- W czwartek już od rana byliśmy z moim asystentem Piotrem Gruszką w klubie. Najpierw mieliśmy okazję do długiej i ciekawej rozmowy z głównym trenerem Feyenoordu Mario Beenem na wszystkie tematy, które nas interesowały - powiedział Tomasz Kafarski, po czym sprecyzował jakie to tematy. - Gra, przygotowania, monitoring zawodników, taktyka, obserwacje przeciwników czy analiza ich gry. Później mieliśmy rozmowę z Leo Beenhakkerem o jego roli w Feyenoordzie, systemie wprowadzania zawodników do gry, skautingu czy testach klubowych - dodał szkoleniowiec biało-zielonych w rozmowie z lechia.pl.

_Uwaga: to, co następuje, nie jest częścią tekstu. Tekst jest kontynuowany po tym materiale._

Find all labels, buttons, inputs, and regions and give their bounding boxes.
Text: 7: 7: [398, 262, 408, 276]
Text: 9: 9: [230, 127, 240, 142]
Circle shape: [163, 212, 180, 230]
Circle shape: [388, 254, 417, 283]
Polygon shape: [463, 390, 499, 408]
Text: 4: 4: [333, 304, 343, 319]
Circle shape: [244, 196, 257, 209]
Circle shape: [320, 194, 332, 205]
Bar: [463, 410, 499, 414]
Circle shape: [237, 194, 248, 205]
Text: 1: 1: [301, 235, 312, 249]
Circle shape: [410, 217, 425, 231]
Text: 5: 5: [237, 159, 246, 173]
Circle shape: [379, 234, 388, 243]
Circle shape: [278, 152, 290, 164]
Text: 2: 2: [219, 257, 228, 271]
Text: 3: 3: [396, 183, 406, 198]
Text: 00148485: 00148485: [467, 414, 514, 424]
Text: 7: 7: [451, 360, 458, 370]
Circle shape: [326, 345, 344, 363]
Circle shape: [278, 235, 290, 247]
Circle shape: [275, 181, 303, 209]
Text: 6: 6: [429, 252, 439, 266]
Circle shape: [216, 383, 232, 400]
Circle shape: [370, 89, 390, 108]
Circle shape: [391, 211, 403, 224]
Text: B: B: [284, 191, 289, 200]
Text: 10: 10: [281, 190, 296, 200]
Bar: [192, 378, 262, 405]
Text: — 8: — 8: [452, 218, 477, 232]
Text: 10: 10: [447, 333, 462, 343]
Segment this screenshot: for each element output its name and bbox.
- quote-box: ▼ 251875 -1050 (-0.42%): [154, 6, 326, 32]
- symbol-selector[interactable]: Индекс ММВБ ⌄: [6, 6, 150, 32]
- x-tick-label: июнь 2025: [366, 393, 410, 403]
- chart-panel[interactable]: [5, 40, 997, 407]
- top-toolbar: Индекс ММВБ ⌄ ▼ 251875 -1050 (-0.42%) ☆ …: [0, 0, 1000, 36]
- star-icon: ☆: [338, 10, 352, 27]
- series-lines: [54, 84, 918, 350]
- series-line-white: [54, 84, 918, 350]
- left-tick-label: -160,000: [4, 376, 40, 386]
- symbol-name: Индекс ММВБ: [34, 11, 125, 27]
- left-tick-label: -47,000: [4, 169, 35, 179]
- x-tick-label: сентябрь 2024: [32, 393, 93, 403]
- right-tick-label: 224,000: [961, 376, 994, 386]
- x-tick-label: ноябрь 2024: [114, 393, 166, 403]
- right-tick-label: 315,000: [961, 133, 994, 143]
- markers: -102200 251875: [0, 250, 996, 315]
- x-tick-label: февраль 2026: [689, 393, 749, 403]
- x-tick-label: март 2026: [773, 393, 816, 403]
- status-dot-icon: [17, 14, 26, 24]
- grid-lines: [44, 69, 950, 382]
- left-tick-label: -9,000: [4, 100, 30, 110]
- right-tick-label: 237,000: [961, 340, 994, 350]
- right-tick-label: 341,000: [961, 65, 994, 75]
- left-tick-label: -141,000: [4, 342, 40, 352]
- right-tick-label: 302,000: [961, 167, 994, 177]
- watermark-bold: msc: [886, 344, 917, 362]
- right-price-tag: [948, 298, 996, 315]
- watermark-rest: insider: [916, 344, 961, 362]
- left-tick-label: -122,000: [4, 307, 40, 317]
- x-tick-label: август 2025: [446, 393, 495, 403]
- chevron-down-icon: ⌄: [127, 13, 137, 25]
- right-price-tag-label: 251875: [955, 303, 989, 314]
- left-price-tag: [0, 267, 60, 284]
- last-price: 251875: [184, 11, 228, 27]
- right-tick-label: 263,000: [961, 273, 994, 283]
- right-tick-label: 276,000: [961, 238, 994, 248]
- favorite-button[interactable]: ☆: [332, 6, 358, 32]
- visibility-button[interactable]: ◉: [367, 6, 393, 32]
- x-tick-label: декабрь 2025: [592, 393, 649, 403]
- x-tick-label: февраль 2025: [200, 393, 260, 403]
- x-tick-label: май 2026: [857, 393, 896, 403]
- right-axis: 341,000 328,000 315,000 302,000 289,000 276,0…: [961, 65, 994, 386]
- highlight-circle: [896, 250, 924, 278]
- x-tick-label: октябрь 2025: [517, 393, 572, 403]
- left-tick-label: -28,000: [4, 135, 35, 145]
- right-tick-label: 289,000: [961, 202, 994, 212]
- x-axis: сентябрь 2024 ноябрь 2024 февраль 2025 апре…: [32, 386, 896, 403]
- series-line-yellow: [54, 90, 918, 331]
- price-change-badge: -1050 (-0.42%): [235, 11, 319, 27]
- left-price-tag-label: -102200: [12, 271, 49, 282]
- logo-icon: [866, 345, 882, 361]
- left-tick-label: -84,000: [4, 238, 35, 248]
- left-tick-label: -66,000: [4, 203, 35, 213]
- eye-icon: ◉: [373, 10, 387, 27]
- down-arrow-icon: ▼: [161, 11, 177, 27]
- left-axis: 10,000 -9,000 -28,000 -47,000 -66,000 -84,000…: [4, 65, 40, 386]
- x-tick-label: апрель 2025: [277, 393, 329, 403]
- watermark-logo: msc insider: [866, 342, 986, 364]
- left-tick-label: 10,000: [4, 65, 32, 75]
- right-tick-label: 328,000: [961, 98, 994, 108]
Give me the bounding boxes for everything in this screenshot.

Młody polski trener uczestniczył w zajęciach pierwszej drużyny. - Z bliska mogliśmy zobaczyć mikrocykl treningowy. Zaraz po nim pojechaliśmy na zajęcia drużyny Excelsior. Była też okazja do rozmowy z trenerem Alexem Pastoorem, oczywiście na tematy szkoleniowe - poinformował Karaski.
W stażu Kafarskiemu i Piotrowi Gruszce towarzyszy zawodnik Feyenoordu, Michał Janota. - Michał jest w Rotterdamie naszym przewodnikiem i bardzo nam pomaga. Przez cały dzień z nami jeździ i dzięki temu łatwiej jest nam się tutaj poruszać. A co do samego Michała - owszem, jest temat jego powrotu do kraju. Na razie jednak tylko do rodzinnego Gubina na święta Bożego Narodzenia i Nowy Rok - powiedział żartobliwie trener Lechii.

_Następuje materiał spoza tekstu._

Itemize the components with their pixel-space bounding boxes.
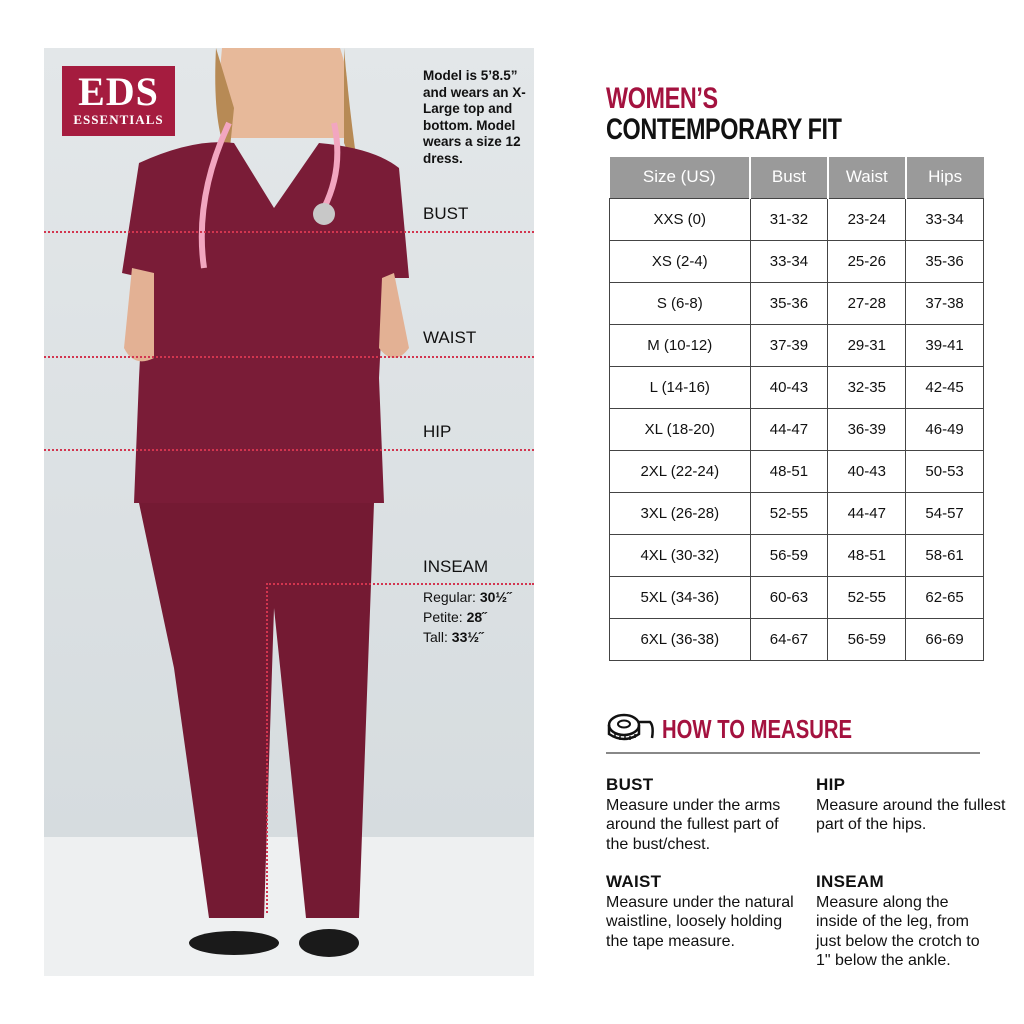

Czy według Kafarskiego polskie kluby mocno odstają od holenderskich? - Pod względem jakości gry Holendrzy oczywiście nas przewyższają, ale nie mogę powiedzieć, że dzieli nas przepaść. Metody pracy w obu krajach są podobne. Jestem jednak przekonany, że w perspektywie najbliższych lat dogonimy Europę. Do tego jednak potrzeba pracy, pracy i jeszcze raz pracy - zakończył z optymizmem ambitny trener w rozmowie z oficjalną stroną Lechii Gdańsk.